Corticosteroids may improve the symptoms, but they are generally not recommended because infectious mononucleosis is usually benign and self-limited.

However, corticosteroids are indicated if the patient has massive tonsillar hypertrophy that threatens to obstruct the airway.

Herpes simplex virus

In an immunocompetent host, oral acyclovir, famciclovir, and valacyclovir decrease the duration of symptoms and viral shedding.

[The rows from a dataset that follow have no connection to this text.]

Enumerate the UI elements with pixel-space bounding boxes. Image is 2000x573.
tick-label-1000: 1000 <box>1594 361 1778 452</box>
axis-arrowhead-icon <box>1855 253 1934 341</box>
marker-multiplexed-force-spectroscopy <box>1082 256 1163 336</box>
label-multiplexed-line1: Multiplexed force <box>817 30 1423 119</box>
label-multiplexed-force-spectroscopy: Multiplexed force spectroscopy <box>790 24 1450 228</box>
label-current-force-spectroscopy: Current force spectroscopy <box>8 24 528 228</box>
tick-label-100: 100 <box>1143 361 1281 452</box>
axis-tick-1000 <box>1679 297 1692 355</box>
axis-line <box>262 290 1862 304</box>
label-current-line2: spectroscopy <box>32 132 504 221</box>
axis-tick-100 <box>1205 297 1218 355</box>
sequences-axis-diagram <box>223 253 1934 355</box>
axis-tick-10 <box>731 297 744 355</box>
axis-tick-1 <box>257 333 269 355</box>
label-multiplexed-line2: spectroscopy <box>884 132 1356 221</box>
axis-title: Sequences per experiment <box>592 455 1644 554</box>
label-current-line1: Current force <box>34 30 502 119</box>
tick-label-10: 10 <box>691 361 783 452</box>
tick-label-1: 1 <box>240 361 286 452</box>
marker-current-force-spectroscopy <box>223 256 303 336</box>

In an immunocompromised host, these drugs decrease pain and viral shedding and accelerate healing of lesions. These drugs are helpful in severely afflicted patients.

Acute retroviral syndrome

Several unique considerations favor antiretroviral therapy during this phase of HIV infection. Treatment may limit the extent of viral dissemination throughout the body, attenuate the progress of HIV infection by lowering the plasma viral RNA set point, and limit the extent of viral genetic variability, which is responsible for drug resistance.

Treatment may also allow salvage of a CD4 T-cell–specific immune response that may be important in the immune control of HIV infection.



Drinking large amounts of fluid is recommended. No specific dietary restrictions are needed. Soft, cold foods (eg, ice cream, popsicles) are more easily tolerated.



No restriction in activity is required.